We are men, men who enjoy movies. Within the diverse canon of films that comprise our favorites, male characters exist whom we count among our heroes. These are men who often represent the archetypes of manhood, for better or worse. These are the Reel Men and we will be studying these characters in order to determine what lesson of mandom can be gleaned from them.
The Film: Scarface
Who’s The Man: Tony Montana
Tony Montana is a Cuban convict expelled from his native land by Fidel Castro in a concerted effort to send a tidal wave of criminality flooding into the United States. Tony proves to be exactly the destructive force Castro was hoping to inflict about his American enemies. Tony quickly becomes involved in the lucrative cocaine trade in Miami. As he swiftly climbs the ladder of nefarious success, Montana leaves a trail of bodies in his wake that rivals most plagues or natural disasters.
What Makes Him A Reel Man?
Tony Montana is a vicious, exaggerated champion of the American Dream. Tony arrives in this country with nothing and is relegated to a makeshift internment camp. Even once he obtains his green card, he is stuck in a horrible job washing dishes in a café and his life is seemingly going nowhere. But Tony never once loses sight of his dream to make something of himself, and routinely makes mention of America being the ideal place to do so. He watches the wealthy patrons of the fancy restaurant across the street and deconstructs the roots of their success. He never for a second doubts that one day he will enjoy that same success because, like Bonasera at the opening of The Godfather, he believes in America. He passionately adheres to the idea that America is the land of opportunity and he exploits every one of those opportunities; soon rising to occupy one of the top echelons in a thriving multinational corporation.
Granted, that corporation is also a drug empire so celebrating his rise may put us in jeopardy of having our D.A.R.E membership revoked. But the film does a pretty decent job of expounding upon the dangers of his chosen profession; namely in the form of a bullet-ridden finale that amounts to cinema’s bloodiest comeuppance. But Tony’s ambition and his prowess as a businessman give us plenty to admire as we sift through the rubble of his bad decisions. Tony is never satisfied with the various levels of promotion he earns. Much like any number of the biggest companies in the country, Tony’s ambition has him perpetually focused on expansion. He will not be satisfied until he feels he’s obtained, “the world…and everything in it.”
Tony is the consummate underdog. His humble beginnings as a penniless refugee sound like the first chapter of countless self made man stories. Even as he’s making his way through the ranks, most of the bigger players in the game fail to take him seriously; something that would prove a fatal mistake. The reason we love Tony Montana, the reason that character has garnered a cult following that has stood the test of time and supersedes his arch criminal behavior, is that we love to see an underdog triumph over adversity whether that adversity is poverty or assassination attempts. While his ambition eventually leads to his downfall, his journey to the top is exhilarating. We love seeing him hit the heights and indulge his every fiscal whim. His flashy extravagance epitomizes the excess of the 80s.
The Man Behind the Man: Al Pacino
Al Pacino is such an institution in American film that not only does he require no introduction, but it becomes an intimidating task to try and encapsulate his brilliance. His performance in Scarface would become one of his most indelible roles and created the model of the antihero for years to come.
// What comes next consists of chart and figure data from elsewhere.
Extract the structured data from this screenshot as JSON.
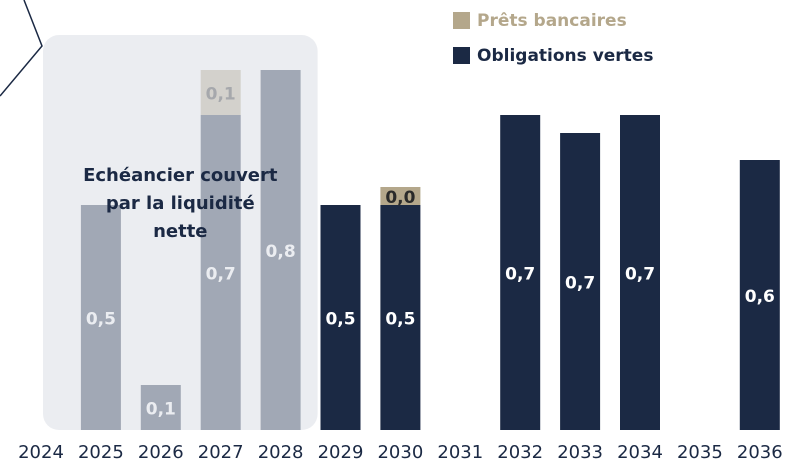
{
  "chart_data": {
    "type": "stacked-bar",
    "categories": [
      "2024",
      "2025",
      "2026",
      "2027",
      "2028",
      "2029",
      "2030",
      "2031",
      "2032",
      "2033",
      "2034",
      "2035",
      "2036"
    ],
    "series": [
      {
        "name": "Obligations vertes",
        "color": "#1b2944",
        "values": [
          null,
          0.5,
          0.1,
          0.7,
          0.8,
          0.5,
          0.5,
          null,
          0.7,
          0.66,
          0.7,
          null,
          0.6
        ],
        "value_labels": [
          null,
          "0,5",
          "0,1",
          "0,7",
          "0,8",
          "0,5",
          "0,5",
          null,
          "0,7",
          "0,7",
          "0,7",
          null,
          "0,6"
        ],
        "label_color": "#ffffff"
      },
      {
        "name": "Prêts bancaires",
        "color": "#b4a78b",
        "values": [
          null,
          null,
          null,
          0.1,
          null,
          null,
          0.04,
          null,
          null,
          null,
          null,
          null,
          null
        ],
        "value_labels": [
          null,
          null,
          null,
          "0,1",
          null,
          null,
          "0,0",
          null,
          null,
          null,
          null,
          null,
          null
        ],
        "label_color": "#2a2a2a"
      }
    ],
    "ylim": [
      0,
      0.9
    ],
    "highlight": {
      "label": [
        "Echéancier couvert",
        "par la liquidité",
        "nette"
      ],
      "categories": [
        "2024",
        "2028"
      ],
      "color": "rgba(226,229,234,0.68)"
    }
  }
}
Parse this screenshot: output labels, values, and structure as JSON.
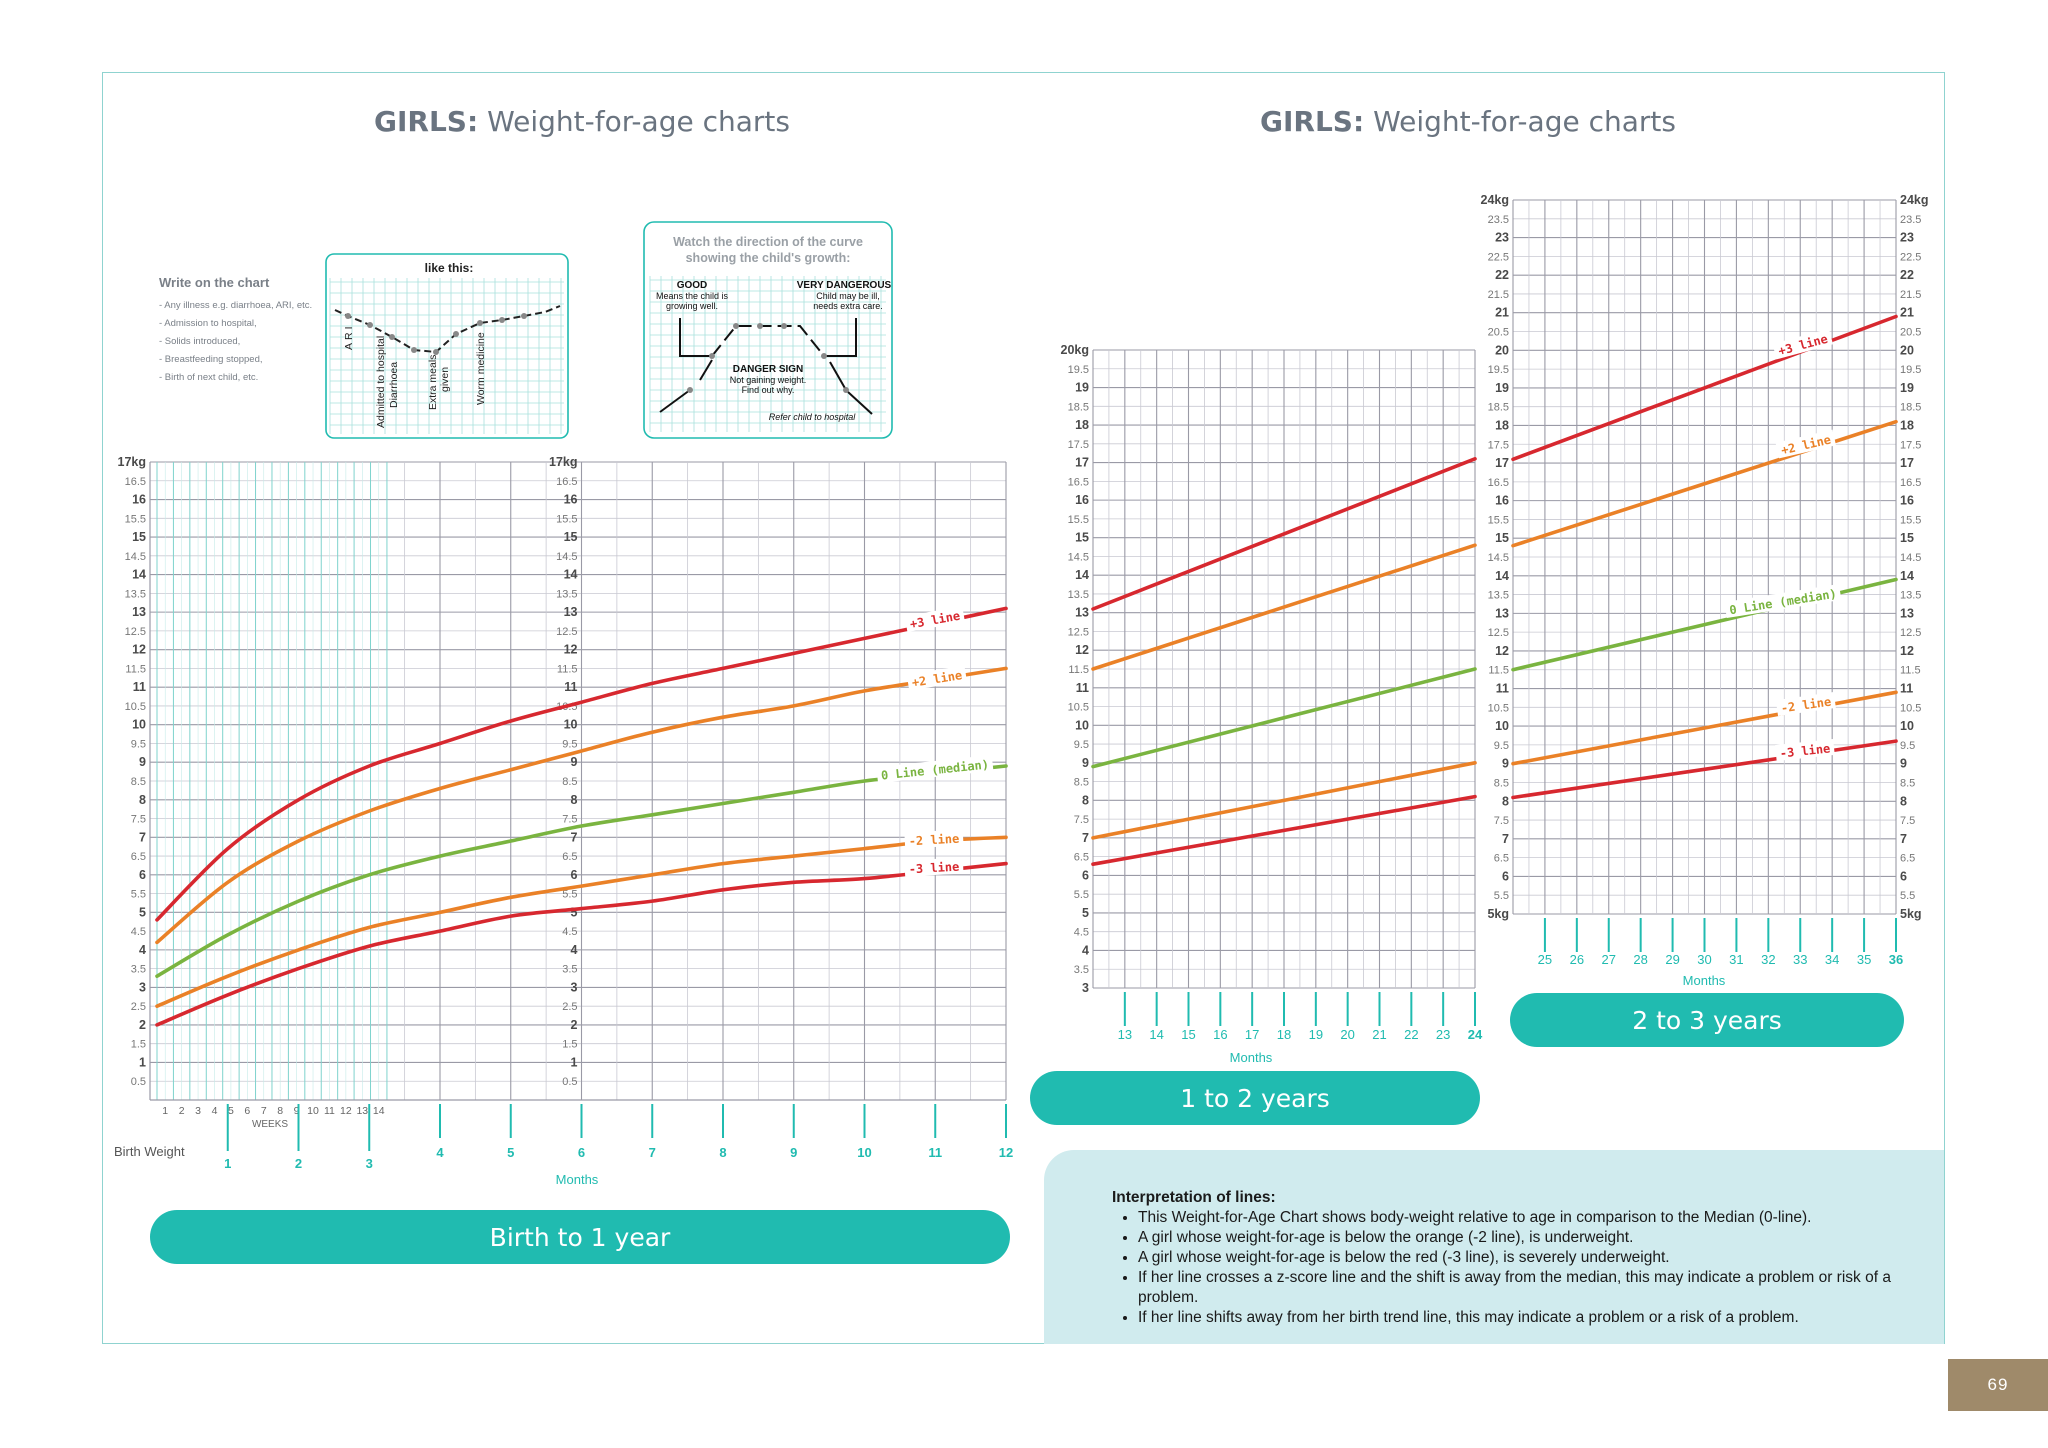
{
  "page": {
    "left_title_bold": "GIRLS:",
    "left_title_rest": " Weight-for-age charts",
    "right_title_bold": "GIRLS:",
    "right_title_rest": " Weight-for-age charts",
    "page_number": "69"
  },
  "instructions": {
    "write_heading": "Write on the chart",
    "write_items": [
      "- Any illness e.g. diarrhoea, ARI, etc.",
      "- Admission to hospital,",
      "- Solids introduced,",
      "- Breastfeeding stopped,",
      "- Birth of next child, etc."
    ],
    "example_title": "like this:",
    "example_notes": [
      "ARI",
      "Admitted to hospital",
      "Diarrhoea",
      "Extra meals",
      "given",
      "Worm medicine"
    ],
    "direction_title_1": "Watch the direction of the curve",
    "direction_title_2": "showing the child's growth:",
    "good_title": "GOOD",
    "good_text_1": "Means the child is",
    "good_text_2": "growing well.",
    "very_dangerous_title": "VERY DANGEROUS",
    "very_dangerous_text_1": "Child may be ill,",
    "very_dangerous_text_2": "needs extra care.",
    "danger_title": "DANGER SIGN",
    "danger_text_1": "Not gaining weight.",
    "danger_text_2": "Find out why.",
    "refer_text": "Refer child to hospital"
  },
  "colors": {
    "plus3": "#d7282f",
    "plus2": "#ea8127",
    "median": "#7ab440",
    "minus2": "#ea8127",
    "minus3": "#d7282f",
    "accent": "#20bbb0",
    "tick_text": "#555555"
  },
  "line_labels": {
    "plus3": "+3 line",
    "plus2": "+2 line",
    "median": "0 Line (median)",
    "minus2": "-2 line",
    "minus3": "-3 line"
  },
  "chart_data": [
    {
      "type": "line",
      "title": "Birth to 1 year",
      "xlabel": "Months",
      "x_sub_label": "WEEKS",
      "x_start_label": "Birth Weight",
      "ylabel_top": "17kg",
      "ylim": [
        0,
        17
      ],
      "xlim": [
        0,
        12
      ],
      "week_ticks": [
        "1",
        "2",
        "3",
        "4",
        "5",
        "6",
        "7",
        "8",
        "9",
        "10",
        "11",
        "12",
        "13",
        "14"
      ],
      "month_ticks": [
        "1",
        "2",
        "3",
        "4",
        "5",
        "6",
        "7",
        "8",
        "9",
        "10",
        "11",
        "12"
      ],
      "series": [
        {
          "key": "plus3",
          "name": "+3 line",
          "x": [
            0,
            1,
            2,
            3,
            4,
            5,
            6,
            7,
            8,
            9,
            10,
            11,
            12
          ],
          "y": [
            4.8,
            6.7,
            8.0,
            8.9,
            9.5,
            10.1,
            10.6,
            11.1,
            11.5,
            11.9,
            12.3,
            12.7,
            13.1
          ]
        },
        {
          "key": "plus2",
          "name": "+2 line",
          "x": [
            0,
            1,
            2,
            3,
            4,
            5,
            6,
            7,
            8,
            9,
            10,
            11,
            12
          ],
          "y": [
            4.2,
            5.8,
            6.9,
            7.7,
            8.3,
            8.8,
            9.3,
            9.8,
            10.2,
            10.5,
            10.9,
            11.2,
            11.5
          ]
        },
        {
          "key": "median",
          "name": "0 Line (median)",
          "x": [
            0,
            1,
            2,
            3,
            4,
            5,
            6,
            7,
            8,
            9,
            10,
            11,
            12
          ],
          "y": [
            3.3,
            4.4,
            5.3,
            6.0,
            6.5,
            6.9,
            7.3,
            7.6,
            7.9,
            8.2,
            8.5,
            8.7,
            8.9
          ]
        },
        {
          "key": "minus2",
          "name": "-2 line",
          "x": [
            0,
            1,
            2,
            3,
            4,
            5,
            6,
            7,
            8,
            9,
            10,
            11,
            12
          ],
          "y": [
            2.5,
            3.3,
            4.0,
            4.6,
            5.0,
            5.4,
            5.7,
            6.0,
            6.3,
            6.5,
            6.7,
            6.9,
            7.0
          ]
        },
        {
          "key": "minus3",
          "name": "-3 line",
          "x": [
            0,
            1,
            2,
            3,
            4,
            5,
            6,
            7,
            8,
            9,
            10,
            11,
            12
          ],
          "y": [
            2.0,
            2.8,
            3.5,
            4.1,
            4.5,
            4.9,
            5.1,
            5.3,
            5.6,
            5.8,
            5.9,
            6.1,
            6.3
          ]
        }
      ]
    },
    {
      "type": "line",
      "title": "1 to 2 years",
      "xlabel": "Months",
      "ylabel_top": "20kg",
      "ylim": [
        3,
        20
      ],
      "xlim": [
        12,
        24
      ],
      "month_ticks": [
        "13",
        "14",
        "15",
        "16",
        "17",
        "18",
        "19",
        "20",
        "21",
        "22",
        "23",
        "24"
      ],
      "series": [
        {
          "key": "plus3",
          "name": "+3 line",
          "x": [
            12,
            24
          ],
          "y": [
            13.1,
            17.1
          ]
        },
        {
          "key": "plus2",
          "name": "+2 line",
          "x": [
            12,
            24
          ],
          "y": [
            11.5,
            14.8
          ]
        },
        {
          "key": "median",
          "name": "0 Line (median)",
          "x": [
            12,
            24
          ],
          "y": [
            8.9,
            11.5
          ]
        },
        {
          "key": "minus2",
          "name": "-2 line",
          "x": [
            12,
            24
          ],
          "y": [
            7.0,
            9.0
          ]
        },
        {
          "key": "minus3",
          "name": "-3 line",
          "x": [
            12,
            24
          ],
          "y": [
            6.3,
            8.1
          ]
        }
      ]
    },
    {
      "type": "line",
      "title": "2 to 3 years",
      "xlabel": "Months",
      "ylabel_top": "24kg",
      "ylabel_bottom": "5kg",
      "ylim": [
        5,
        24
      ],
      "xlim": [
        24,
        36
      ],
      "month_ticks": [
        "25",
        "26",
        "27",
        "28",
        "29",
        "30",
        "31",
        "32",
        "33",
        "34",
        "35",
        "36"
      ],
      "series": [
        {
          "key": "plus3",
          "name": "+3 line",
          "x": [
            24,
            36
          ],
          "y": [
            17.1,
            20.9
          ]
        },
        {
          "key": "plus2",
          "name": "+2 line",
          "x": [
            24,
            36
          ],
          "y": [
            14.8,
            18.1
          ]
        },
        {
          "key": "median",
          "name": "0 Line (median)",
          "x": [
            24,
            36
          ],
          "y": [
            11.5,
            13.9
          ]
        },
        {
          "key": "minus2",
          "name": "-2 line",
          "x": [
            24,
            36
          ],
          "y": [
            9.0,
            10.9
          ]
        },
        {
          "key": "minus3",
          "name": "-3 line",
          "x": [
            24,
            36
          ],
          "y": [
            8.1,
            9.6
          ]
        }
      ]
    }
  ],
  "interpretation": {
    "title": "Interpretation of lines:",
    "items": [
      "This Weight-for-Age Chart shows body-weight relative to age in comparison to the Median (0-line).",
      "A girl whose weight-for-age is below the orange (-2 line), is underweight.",
      "A girl whose weight-for-age is below the red (-3 line), is severely underweight.",
      "If her line crosses a z-score line and the shift is away from the median, this may indicate a problem or risk of a problem.",
      "If her line shifts away from her birth trend line, this may indicate a problem or a risk of a problem."
    ]
  }
}
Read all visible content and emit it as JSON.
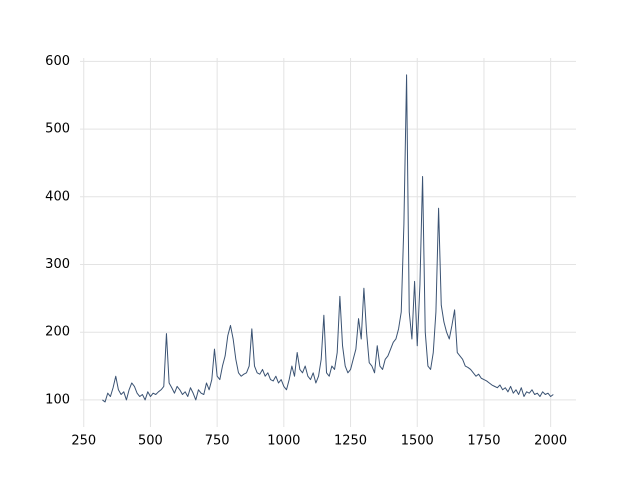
{
  "chart_data": {
    "type": "line",
    "x": [
      320,
      330,
      340,
      350,
      360,
      370,
      380,
      390,
      400,
      410,
      420,
      430,
      440,
      450,
      460,
      470,
      480,
      490,
      500,
      510,
      520,
      530,
      540,
      550,
      560,
      570,
      580,
      590,
      600,
      610,
      620,
      630,
      640,
      650,
      660,
      670,
      680,
      690,
      700,
      710,
      720,
      730,
      740,
      750,
      760,
      770,
      780,
      790,
      800,
      810,
      820,
      830,
      840,
      850,
      860,
      870,
      880,
      890,
      900,
      910,
      920,
      930,
      940,
      950,
      960,
      970,
      980,
      990,
      1000,
      1010,
      1020,
      1030,
      1040,
      1050,
      1060,
      1070,
      1080,
      1090,
      1100,
      1110,
      1120,
      1130,
      1140,
      1150,
      1160,
      1170,
      1180,
      1190,
      1200,
      1210,
      1220,
      1230,
      1240,
      1250,
      1260,
      1270,
      1280,
      1290,
      1300,
      1310,
      1320,
      1330,
      1340,
      1350,
      1360,
      1370,
      1380,
      1390,
      1400,
      1410,
      1420,
      1430,
      1440,
      1450,
      1460,
      1470,
      1480,
      1490,
      1500,
      1510,
      1520,
      1530,
      1540,
      1550,
      1560,
      1570,
      1580,
      1590,
      1600,
      1610,
      1620,
      1630,
      1640,
      1650,
      1660,
      1670,
      1680,
      1690,
      1700,
      1710,
      1720,
      1730,
      1740,
      1750,
      1760,
      1770,
      1780,
      1790,
      1800,
      1810,
      1820,
      1830,
      1840,
      1850,
      1860,
      1870,
      1880,
      1890,
      1900,
      1910,
      1920,
      1930,
      1940,
      1950,
      1960,
      1970,
      1980,
      1990,
      2000,
      2010
    ],
    "series": [
      {
        "color": "#3b5373",
        "values": [
          100,
          97,
          110,
          105,
          118,
          135,
          115,
          108,
          112,
          100,
          115,
          125,
          120,
          110,
          105,
          108,
          100,
          112,
          105,
          110,
          108,
          112,
          115,
          120,
          198,
          125,
          118,
          110,
          120,
          115,
          108,
          112,
          105,
          118,
          110,
          100,
          115,
          110,
          108,
          125,
          115,
          130,
          175,
          135,
          130,
          150,
          165,
          195,
          210,
          190,
          160,
          140,
          135,
          138,
          140,
          150,
          205,
          150,
          140,
          138,
          145,
          135,
          140,
          130,
          128,
          135,
          125,
          130,
          120,
          115,
          130,
          150,
          135,
          170,
          145,
          140,
          150,
          135,
          130,
          140,
          125,
          135,
          160,
          225,
          140,
          135,
          150,
          145,
          170,
          253,
          180,
          150,
          140,
          145,
          160,
          175,
          220,
          190,
          265,
          200,
          155,
          150,
          140,
          180,
          150,
          145,
          160,
          165,
          175,
          185,
          190,
          205,
          230,
          360,
          580,
          230,
          190,
          275,
          180,
          270,
          430,
          200,
          150,
          145,
          170,
          230,
          383,
          240,
          215,
          200,
          190,
          210,
          233,
          170,
          165,
          160,
          150,
          148,
          145,
          140,
          135,
          138,
          132,
          130,
          128,
          125,
          122,
          120,
          118,
          122,
          115,
          118,
          112,
          120,
          110,
          115,
          108,
          118,
          105,
          112,
          110,
          115,
          108,
          110,
          105,
          112,
          108,
          110,
          105,
          108
        ]
      }
    ],
    "xlim": [
      236,
      2095
    ],
    "ylim": [
      60,
      605
    ],
    "xticks": [
      250,
      500,
      750,
      1000,
      1250,
      1500,
      1750,
      2000
    ],
    "yticks": [
      100,
      200,
      300,
      400,
      500,
      600
    ],
    "grid": true
  }
}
His Tony Montana was like the id quietly raging inside his outwardly stoic Michael Corleone that was allowed to burst forth, don a colorful Hawaiian shirt, and snort enough cocaine to kill a bull elephant. Many people questioned the decision to cast an Italian-American actor as a Cuban immigrant, but Pacino immerses himself so completely into the character, going so far as to alter his physicality, that the illusion is near flawless.
The Man’s World:
Scarface had the rare advantage of being written by Oliver Stone and directed by Brian De Palma; a powerful collaboration. These are two of the greatest living directors in the business and they are coming together to tell a beautifully constructed exploitation film about a gangster? I can’t help but wonder what god I pleased. Scarface was based on the 1932 Howard Hawks film of the same name. The Hawks film was actually based on a novel by Armitage Trail which itself was a thinly veiled biopic of Al Capone. So Brian De Palma’s Scarface is sort of Six Degrees of Al Capone story. If ever there were a violent proponent of the American dream, it was our country’s most notorious gangster. Montana manipulates the drug trade in almost the exact same fashion that Capone utilized bootleg liquor to rise to underworld prominence during Prohibition.
One Final Toast
One of the greatest scenes in man-nuls of cinema is Scarface’s explosive climax. Tony Montana, high as a kite and totally convinced of his own invincibility, takes on legion after legion of gun-toting killers. This is the point of the film when he elevates beyond mere human status and becomes a devastating force of nature. If the allure of easy money and power of the 80s cocaine trade is Dr. Frankenstein, Tony Montana is its most regrettable monster. If you haven’t revisited the film in a while, it may be time to once again say hello to Tony and his little friend.